Je suis concentré sur ma course et à la veille de mes 44 ans je suis aussi en train de me demander pourquoi je m’inflige une telle chose, moi qui n’ai jamais dépassé la distance L. J’éprouve de l’angoisse. Mais prendrais-je le départ si je n’éprouvais pas cette peur de l’échec ?
Cela fait quelques semaines que j’oscille entre doutes et excitation. Mais cette même fébrilité est là lorsque je prends le départ d’un L Frenchman, alors il n’est pas étonnant d’éprouver cette sensation au départ du monstre Ironman avec ses 3,8 km de natation, 180 km de vélo (182 à Frankfurt) et 42,195 km de course à pied.
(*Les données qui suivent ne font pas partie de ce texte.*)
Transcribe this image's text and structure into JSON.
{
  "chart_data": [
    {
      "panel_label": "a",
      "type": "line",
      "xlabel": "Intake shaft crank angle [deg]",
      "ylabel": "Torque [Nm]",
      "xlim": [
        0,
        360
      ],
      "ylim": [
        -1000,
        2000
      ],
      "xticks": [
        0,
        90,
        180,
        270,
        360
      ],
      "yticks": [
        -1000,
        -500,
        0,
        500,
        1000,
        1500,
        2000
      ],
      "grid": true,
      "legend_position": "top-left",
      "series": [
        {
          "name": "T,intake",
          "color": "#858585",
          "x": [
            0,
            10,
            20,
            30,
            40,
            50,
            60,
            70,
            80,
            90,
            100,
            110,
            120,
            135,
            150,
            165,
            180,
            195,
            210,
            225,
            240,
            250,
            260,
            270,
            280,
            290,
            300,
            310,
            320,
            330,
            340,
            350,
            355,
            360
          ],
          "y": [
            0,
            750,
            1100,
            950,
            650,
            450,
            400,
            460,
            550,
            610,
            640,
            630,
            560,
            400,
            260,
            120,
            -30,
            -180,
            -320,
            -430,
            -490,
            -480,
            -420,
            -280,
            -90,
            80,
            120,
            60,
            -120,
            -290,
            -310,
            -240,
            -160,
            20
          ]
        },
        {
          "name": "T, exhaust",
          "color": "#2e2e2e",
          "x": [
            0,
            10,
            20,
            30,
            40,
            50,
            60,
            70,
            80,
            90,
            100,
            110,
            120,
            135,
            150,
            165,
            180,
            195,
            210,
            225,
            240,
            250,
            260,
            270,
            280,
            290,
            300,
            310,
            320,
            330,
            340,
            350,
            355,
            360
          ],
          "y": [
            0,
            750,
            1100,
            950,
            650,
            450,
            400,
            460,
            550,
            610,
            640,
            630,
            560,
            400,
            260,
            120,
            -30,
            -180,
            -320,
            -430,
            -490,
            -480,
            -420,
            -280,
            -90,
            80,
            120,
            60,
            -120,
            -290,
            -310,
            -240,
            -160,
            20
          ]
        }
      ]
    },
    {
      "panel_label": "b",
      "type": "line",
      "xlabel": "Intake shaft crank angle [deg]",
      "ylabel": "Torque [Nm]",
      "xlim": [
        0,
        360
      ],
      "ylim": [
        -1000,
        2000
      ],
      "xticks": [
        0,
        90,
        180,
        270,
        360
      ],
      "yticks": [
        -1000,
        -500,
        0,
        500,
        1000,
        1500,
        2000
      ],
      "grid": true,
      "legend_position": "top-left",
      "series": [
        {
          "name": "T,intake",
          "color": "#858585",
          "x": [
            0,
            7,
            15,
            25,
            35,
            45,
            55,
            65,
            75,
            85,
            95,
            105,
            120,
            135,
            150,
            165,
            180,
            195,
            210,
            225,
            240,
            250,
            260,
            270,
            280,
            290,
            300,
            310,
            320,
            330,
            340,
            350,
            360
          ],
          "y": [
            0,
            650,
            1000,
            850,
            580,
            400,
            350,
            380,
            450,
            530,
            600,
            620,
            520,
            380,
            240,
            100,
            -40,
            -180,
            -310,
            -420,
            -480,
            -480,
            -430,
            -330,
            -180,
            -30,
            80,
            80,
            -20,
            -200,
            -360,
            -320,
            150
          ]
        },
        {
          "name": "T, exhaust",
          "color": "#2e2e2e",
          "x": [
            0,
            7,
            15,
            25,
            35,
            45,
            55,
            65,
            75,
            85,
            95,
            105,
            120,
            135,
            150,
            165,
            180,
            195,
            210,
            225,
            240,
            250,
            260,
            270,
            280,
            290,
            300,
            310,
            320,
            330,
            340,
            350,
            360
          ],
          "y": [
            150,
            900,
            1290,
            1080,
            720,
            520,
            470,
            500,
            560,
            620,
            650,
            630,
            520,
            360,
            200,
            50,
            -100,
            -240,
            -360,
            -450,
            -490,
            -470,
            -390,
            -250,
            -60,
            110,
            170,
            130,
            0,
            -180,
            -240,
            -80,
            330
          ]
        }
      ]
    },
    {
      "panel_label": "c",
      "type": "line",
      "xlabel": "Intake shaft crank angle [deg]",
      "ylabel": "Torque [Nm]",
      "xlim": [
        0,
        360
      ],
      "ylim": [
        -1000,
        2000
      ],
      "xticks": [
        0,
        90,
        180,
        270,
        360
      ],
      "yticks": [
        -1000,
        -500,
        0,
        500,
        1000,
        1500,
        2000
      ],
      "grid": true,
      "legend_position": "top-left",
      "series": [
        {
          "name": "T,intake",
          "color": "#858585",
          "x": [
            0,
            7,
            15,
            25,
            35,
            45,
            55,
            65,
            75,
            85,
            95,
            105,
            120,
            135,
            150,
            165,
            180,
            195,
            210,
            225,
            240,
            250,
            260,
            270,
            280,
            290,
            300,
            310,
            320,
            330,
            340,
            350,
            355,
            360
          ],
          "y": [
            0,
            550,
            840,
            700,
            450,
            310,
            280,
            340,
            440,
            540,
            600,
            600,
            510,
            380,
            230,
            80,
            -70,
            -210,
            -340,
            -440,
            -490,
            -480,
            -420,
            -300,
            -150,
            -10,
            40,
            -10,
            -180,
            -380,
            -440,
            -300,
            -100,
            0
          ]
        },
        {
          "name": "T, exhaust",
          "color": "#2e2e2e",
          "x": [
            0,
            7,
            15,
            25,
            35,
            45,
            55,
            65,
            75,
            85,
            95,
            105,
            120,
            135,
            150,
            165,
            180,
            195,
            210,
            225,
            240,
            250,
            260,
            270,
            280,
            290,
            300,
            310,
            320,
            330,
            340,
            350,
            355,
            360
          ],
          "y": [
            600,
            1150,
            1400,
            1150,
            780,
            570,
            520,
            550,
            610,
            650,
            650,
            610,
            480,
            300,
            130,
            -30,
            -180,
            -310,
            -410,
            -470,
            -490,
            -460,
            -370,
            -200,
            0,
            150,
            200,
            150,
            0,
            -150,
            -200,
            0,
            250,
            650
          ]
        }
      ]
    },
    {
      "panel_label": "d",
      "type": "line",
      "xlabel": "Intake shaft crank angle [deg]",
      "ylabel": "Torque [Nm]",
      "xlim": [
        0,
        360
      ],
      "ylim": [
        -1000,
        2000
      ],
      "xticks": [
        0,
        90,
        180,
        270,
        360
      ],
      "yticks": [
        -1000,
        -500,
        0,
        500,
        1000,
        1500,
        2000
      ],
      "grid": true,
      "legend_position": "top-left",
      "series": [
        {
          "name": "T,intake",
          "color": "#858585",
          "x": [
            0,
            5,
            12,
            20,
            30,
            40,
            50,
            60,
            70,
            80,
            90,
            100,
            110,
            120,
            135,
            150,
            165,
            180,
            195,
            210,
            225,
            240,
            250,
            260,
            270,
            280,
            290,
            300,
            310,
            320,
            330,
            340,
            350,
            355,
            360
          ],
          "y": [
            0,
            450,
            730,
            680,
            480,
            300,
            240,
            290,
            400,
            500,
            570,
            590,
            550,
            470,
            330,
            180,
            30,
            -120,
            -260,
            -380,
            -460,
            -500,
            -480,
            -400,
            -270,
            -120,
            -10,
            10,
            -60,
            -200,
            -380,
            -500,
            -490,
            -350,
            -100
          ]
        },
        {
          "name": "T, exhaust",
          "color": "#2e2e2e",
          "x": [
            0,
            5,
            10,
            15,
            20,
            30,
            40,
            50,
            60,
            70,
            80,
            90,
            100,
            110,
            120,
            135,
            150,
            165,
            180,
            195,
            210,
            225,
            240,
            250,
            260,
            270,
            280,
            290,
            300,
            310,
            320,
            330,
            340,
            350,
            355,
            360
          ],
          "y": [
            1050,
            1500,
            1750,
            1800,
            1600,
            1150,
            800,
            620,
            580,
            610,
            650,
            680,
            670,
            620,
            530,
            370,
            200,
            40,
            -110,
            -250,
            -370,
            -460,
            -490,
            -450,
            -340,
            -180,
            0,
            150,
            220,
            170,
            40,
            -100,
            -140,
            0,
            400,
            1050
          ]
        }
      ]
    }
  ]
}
Ce matin, à cette heure matinale, c’est la peur qui prend le dessus. Je suis d’autant plus angoissé que la température du lac où nous nagerons est à 23,5 degrés (je viens de vérifier sur mon portable mais ce n’est pas très fiable) et que les combinaisons sont interdites à partir de 24,5 degrés. L’épreuve de la natation sans la flottabilité apportée par le néoprène me compliquerait bien les choses, moi qui suis un piètre nageur.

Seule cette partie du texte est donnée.